What it tells you: Individual activity patterns. Not for comparison or ranking — useful for identifying developers who might need support (unusually long cycle times) or recognizing high output.
Hot files
Files ranked by commit frequency across the team.
What it tells you: Which parts of the codebase get the most attention. Hot files that also have high friction are strong candidates for refactoring.
AI effectiveness
AI-generated lines by file, showing where AI output survives (isn’t immediately deleted or rewritten).
What it tells you: Which areas of your codebase AI handles well, and which areas produce code that developers end up rewriting.
Tool usage
Claude Code tool call patterns — which tools are used most, success rates, and failure patterns.
What it tells you: How developers interact with AI tooling and where tool failures might be causing friction.
DORA metrics
Tandemu calculates DORA metrics from your GitHub PRs. Merged PRs are synced automatically every 4 hours.
Deployment frequency
Merged PRs to the default branch per week.
| Rate | DORA Rating |
|---|---|
| 7+ per week | Elite |
| 1–7 per week | High |
| 1–4 per month | Medium |
| Less | Low |
Lead time for changes
Median time from PR creation to merge.
| Lead Time | DORA Rating |
|---|---|
| < 1 hour | Elite |
| < 1 day | High |
| < 1 week | Medium |
| More | Low |
Change failure rate and time to restore
These metrics require CI/CD pipeline integration and are not yet available.
Friction metrics
These come from Claude Code’s telemetry events.
Prompt loops
When a developer repeatedly prompts Claude to fix the same file or error, that’s a prompt loop. High prompt loop counts on specific files indicate problematic code — complex logic, poor abstractions, or undocumented behavior that confuses the AI.
Tool errors
Failed tool executions (file writes that error, bash commands that fail) aggregated by repository path. High error counts in a specific area suggest fragile infrastructure or missing prerequisites.
Friction severity
Tandemu classifies repository paths by friction severity:
Severity is calculated using a weighted score: promptLoops + (errors × 2).
| Severity | Criteria |
|---|---|
| High | Weighted score >= 20 |
| Medium | Weighted score >= 10 |
| Low | Weighted score < 10 |
What friction tells you: Where your codebase needs attention. High-friction files are candidates for refactoring, better documentation, or dedicated test coverage. This is more actionable than a retrospective complaint — it’s backed by data from actual development sessions.

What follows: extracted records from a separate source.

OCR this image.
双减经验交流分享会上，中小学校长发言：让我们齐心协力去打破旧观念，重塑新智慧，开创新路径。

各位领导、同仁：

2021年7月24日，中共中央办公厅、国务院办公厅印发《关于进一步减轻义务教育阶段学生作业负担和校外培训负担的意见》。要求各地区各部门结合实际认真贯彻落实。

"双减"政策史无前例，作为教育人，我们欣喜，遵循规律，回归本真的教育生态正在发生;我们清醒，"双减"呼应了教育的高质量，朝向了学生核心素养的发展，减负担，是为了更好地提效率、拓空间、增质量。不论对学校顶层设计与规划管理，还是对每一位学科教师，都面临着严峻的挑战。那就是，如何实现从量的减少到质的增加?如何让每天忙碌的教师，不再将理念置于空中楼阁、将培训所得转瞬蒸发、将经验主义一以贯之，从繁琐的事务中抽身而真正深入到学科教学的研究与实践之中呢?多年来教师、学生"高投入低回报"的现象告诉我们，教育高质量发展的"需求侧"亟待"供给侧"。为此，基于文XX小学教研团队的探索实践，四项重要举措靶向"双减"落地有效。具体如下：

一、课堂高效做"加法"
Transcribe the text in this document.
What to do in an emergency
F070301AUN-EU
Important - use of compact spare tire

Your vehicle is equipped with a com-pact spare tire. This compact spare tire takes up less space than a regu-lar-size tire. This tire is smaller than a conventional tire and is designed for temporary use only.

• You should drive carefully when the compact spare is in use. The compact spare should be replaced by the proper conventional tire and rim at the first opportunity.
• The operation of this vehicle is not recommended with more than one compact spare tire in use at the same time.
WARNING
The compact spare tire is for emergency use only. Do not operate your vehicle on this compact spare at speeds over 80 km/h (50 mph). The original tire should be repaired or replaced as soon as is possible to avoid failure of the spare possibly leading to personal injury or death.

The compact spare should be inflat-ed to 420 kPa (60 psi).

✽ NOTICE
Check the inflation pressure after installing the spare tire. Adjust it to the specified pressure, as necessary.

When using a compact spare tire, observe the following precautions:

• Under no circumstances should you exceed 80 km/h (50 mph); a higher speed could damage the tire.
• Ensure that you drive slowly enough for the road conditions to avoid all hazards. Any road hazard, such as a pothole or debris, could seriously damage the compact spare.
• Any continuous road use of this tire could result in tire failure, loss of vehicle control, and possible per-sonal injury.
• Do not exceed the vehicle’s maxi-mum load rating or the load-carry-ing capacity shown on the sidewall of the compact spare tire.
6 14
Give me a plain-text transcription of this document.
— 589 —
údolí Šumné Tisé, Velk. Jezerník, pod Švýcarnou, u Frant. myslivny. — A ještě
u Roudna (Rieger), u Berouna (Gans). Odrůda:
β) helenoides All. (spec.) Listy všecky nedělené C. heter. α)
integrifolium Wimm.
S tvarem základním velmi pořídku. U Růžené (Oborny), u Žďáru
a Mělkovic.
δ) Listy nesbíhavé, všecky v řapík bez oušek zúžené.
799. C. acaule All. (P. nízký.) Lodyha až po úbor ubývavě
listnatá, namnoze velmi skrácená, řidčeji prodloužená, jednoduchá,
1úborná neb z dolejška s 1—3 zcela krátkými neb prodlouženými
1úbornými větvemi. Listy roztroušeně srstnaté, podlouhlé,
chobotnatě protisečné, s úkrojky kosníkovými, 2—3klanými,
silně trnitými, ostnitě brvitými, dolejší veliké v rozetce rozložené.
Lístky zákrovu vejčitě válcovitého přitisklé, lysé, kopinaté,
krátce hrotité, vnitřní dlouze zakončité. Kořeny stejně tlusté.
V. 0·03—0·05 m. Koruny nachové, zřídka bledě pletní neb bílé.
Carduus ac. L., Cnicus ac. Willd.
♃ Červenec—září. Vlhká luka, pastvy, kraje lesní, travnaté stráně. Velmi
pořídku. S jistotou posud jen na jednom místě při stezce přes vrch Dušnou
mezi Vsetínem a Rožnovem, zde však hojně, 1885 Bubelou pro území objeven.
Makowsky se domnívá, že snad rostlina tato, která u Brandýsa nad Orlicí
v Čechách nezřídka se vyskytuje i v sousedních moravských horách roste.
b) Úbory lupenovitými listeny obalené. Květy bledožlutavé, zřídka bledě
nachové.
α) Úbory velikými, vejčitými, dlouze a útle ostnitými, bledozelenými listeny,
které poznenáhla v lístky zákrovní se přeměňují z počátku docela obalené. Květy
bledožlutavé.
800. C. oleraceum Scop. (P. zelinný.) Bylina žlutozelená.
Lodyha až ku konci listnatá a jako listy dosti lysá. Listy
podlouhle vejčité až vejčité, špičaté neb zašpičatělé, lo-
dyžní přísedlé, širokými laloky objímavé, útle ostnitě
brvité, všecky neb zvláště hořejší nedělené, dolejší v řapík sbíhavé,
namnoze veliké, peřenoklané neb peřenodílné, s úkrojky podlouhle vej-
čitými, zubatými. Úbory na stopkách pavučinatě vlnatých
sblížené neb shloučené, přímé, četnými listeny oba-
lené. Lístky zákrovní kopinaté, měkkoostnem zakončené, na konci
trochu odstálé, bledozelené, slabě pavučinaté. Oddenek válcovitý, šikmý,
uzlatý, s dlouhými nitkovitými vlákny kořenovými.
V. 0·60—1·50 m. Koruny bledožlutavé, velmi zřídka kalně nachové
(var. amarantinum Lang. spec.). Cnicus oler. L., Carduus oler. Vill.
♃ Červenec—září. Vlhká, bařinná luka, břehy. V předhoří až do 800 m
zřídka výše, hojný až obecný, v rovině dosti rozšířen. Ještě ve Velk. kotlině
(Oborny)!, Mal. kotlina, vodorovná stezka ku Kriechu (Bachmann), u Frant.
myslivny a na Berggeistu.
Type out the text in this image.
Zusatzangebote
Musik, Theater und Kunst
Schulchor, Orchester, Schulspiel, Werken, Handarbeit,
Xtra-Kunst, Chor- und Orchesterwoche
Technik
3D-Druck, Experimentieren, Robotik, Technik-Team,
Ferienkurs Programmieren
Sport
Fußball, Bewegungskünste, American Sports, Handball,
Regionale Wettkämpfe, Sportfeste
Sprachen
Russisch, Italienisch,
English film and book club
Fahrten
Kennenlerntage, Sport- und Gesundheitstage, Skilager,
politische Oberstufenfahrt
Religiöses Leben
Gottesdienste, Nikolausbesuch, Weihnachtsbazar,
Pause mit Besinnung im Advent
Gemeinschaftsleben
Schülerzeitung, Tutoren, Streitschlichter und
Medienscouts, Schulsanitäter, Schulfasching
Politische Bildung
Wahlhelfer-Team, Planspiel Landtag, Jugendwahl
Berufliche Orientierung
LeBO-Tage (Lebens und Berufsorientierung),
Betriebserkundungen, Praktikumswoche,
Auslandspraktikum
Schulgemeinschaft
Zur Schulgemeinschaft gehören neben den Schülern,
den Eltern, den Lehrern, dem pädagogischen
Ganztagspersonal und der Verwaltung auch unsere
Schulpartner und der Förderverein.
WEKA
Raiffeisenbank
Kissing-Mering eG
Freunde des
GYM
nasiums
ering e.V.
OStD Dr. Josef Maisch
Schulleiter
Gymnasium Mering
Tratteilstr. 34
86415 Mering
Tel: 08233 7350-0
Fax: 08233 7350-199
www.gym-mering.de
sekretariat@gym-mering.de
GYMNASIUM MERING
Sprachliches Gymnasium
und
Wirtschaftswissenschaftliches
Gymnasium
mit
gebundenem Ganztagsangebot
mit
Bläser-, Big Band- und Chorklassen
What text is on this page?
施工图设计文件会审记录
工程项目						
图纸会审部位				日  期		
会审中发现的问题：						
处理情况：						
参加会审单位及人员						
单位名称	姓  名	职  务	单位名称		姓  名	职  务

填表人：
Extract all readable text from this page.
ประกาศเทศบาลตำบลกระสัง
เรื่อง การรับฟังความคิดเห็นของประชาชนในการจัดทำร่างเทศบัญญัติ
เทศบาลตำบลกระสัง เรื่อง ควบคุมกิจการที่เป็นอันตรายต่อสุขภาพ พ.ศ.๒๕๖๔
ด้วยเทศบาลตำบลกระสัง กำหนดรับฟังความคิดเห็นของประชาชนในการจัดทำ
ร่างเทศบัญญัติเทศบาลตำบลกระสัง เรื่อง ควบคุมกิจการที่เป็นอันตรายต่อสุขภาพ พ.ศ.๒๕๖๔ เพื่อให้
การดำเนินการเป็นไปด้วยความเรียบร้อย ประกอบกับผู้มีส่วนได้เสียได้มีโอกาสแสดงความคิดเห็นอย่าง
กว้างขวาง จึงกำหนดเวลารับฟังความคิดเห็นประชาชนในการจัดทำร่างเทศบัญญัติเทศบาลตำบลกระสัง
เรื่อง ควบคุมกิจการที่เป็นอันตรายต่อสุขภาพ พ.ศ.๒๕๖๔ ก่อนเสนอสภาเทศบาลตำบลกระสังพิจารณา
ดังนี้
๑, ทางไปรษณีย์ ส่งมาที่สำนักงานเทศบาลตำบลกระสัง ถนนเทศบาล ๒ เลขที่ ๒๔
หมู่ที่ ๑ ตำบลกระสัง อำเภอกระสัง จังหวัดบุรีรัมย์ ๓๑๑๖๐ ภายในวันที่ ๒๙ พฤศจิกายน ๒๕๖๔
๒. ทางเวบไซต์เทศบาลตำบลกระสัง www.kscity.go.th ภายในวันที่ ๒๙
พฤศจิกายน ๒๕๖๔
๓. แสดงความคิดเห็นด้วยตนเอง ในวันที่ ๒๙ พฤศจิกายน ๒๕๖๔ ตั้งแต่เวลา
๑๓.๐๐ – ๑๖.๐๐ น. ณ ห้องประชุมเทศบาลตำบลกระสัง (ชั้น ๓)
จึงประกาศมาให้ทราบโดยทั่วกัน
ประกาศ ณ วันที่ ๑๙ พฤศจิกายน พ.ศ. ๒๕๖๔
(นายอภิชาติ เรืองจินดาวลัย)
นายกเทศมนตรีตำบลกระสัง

What Tandemu does NOT measure
- Keystrokes or typing speed — not captured
- Screen activity or idle time — not captured
- Individual productivity rankings — not calculated. Metrics are shown per-person for context, not for comparison.
- Code quality scores — Tandemu measures friction (a proxy), not quality directly
- Meeting time or non-coding activities — only Claude Code sessions are tracked
- Estimate accuracy — there are no estimates to compare against. Actual cycle time is the only number.
Using the data
The dashboard shows these metrics to engineering leads. But the most important audience is the team itself.
Developers can see their own cycle times and AI ratios. If they notice their cycle time creeping up, they can ask: am I picking up harder tasks, or am I getting stuck? The friction data helps answer that.
Leads can spot systemic issues: a file that causes friction for every developer who touches it, a team member whose cycle times are much longer than peers (which might indicate they need help, not that they’re slow), or an AI ratio that’s dropping (which might mean the tooling needs attention).
The goal is not to optimize every number. It’s to make the invisible visible — to replace gut feelings about team productivity with real signals from real work.